The speaker jacks in Mack amps are wired to the 8 ohm tap on the output transformer.  However because of the relatively low power output of our amps (under 50 watts) and the high quality of the output transformers (Hammond) and the tubes (JJ), they are perfectly happy to have any impedance speaker cabinet plugged in.  At the voltages and power levels that we run, the output tubes and the output transformer never come close to being damaged.

Mack Amps Speaker Ohm Testing

Because we get this question so often, we actually tested all or our amps by applying an input signal to the front of the amp (at a level higher than any guitar pickup could produce), turned the volume to '10' and left the amp running for over an hour... with nothing plugged into the speaker jack and then with a dead short across the speaker jack!  Theses tests simulated the absolute worst case scenarios.  

We took measurements throughout the test periods and confirmed that at no time did the output tubes or output transformers see voltages and currents anywhere near their maximum limits - they were just fine.  So, if you ordered any of our amps, you would get two jacks that can each be hooked up to any cab or speaker impedance.  

Mack Amps Are OK With Impedance Mis-matches, But Check With Other Manufacturers

I can't speak for other amp brands, but given that they meet the above criteria of sound design, etc., any amp should behave the same way.  However, before you mis-match impedances with another amp check with the manufacturer to make sure!!

Guitar Amp and Speaker Ohms and Impedance

Warning: skip this section if you really don't care about the details!!  No harm, no foul!

To make sense of this topic we need to know what 'ohm', 'impedance' and 'impedance matching' really are.

Ohm is a unit of electrical resistance.  Apply a voltage across a device called a resistor and there will be a certain amount of current that will flow.  Change the resistance and the current will change - more resistance, less current flow and vice versa.  The resistor 'resists' the flow of current.  How much resistance a resistor posseses is measured in ohms.

Impedance is sort of like resistance, but not quite.  This term is used to describe the electrical resistance of a device where its resistance varies according to the frequency of the signal that passes through it.  For example, an electrical device might have more resistance at low frequencies and less resistance at high frequencies.  The voice coil of a guitar speaker is such a device - the resistance of the speaker varies as the signal from the amp varies.

However, speakers are rated in ohms, which implies that they're impedance is not frequency dependent.  The ohm rating of a speaker is an industry standard convention that provides a nominal value with which to compare speakers.

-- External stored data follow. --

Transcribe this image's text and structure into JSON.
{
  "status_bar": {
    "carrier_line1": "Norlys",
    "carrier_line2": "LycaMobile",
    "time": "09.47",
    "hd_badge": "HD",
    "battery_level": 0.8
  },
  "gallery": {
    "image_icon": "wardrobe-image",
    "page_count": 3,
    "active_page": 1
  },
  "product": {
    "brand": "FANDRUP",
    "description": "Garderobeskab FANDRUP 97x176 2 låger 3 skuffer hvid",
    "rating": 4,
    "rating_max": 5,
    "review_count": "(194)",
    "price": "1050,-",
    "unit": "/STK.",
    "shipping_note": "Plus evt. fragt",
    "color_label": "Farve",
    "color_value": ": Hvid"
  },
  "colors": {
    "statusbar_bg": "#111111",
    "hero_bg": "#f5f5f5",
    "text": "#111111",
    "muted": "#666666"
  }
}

Impedance matching can be defined as follows: "In electronics, impedance matching is the practice of designing the input impedance of an electrical load or the output impedance of its corresponding signal source in order to maximize the power transfer and minimize reflections from the load." -Wikipedia: http://en.wikipedia.org/wiki/Impedance_matching.

Generally, electronics designers worry about matching the output impedance of a device (in our case a guitar amp) with the input impedance (guitar speaker cab) so that maximum power is transferred from the upstream device to the downstream device.

Sounds like a good idea and it is.  But, what happens if you mis-match guitar amp and speaker impedances?

Three things occur: the power delivered to the load (speaker) will change, the tone will change and the electrical operating characteristics of the guitar amp's output transformer and tubes will change.

The change in power transfer is really not that noticeable so forget about that.  The tone change is noticeable if you listen hard and compare back and forth - this can actually be a useful experiment if you have different impedance cabs and/or your amp has an output impedance selector switch.

The third change, operating characteristics, is where the controversy comes in.  Some amps will not like mis-matches and may be damaged as a result.  However, read the above information again to find out how Mack amps don't, in fact, care about impedance mis-matches.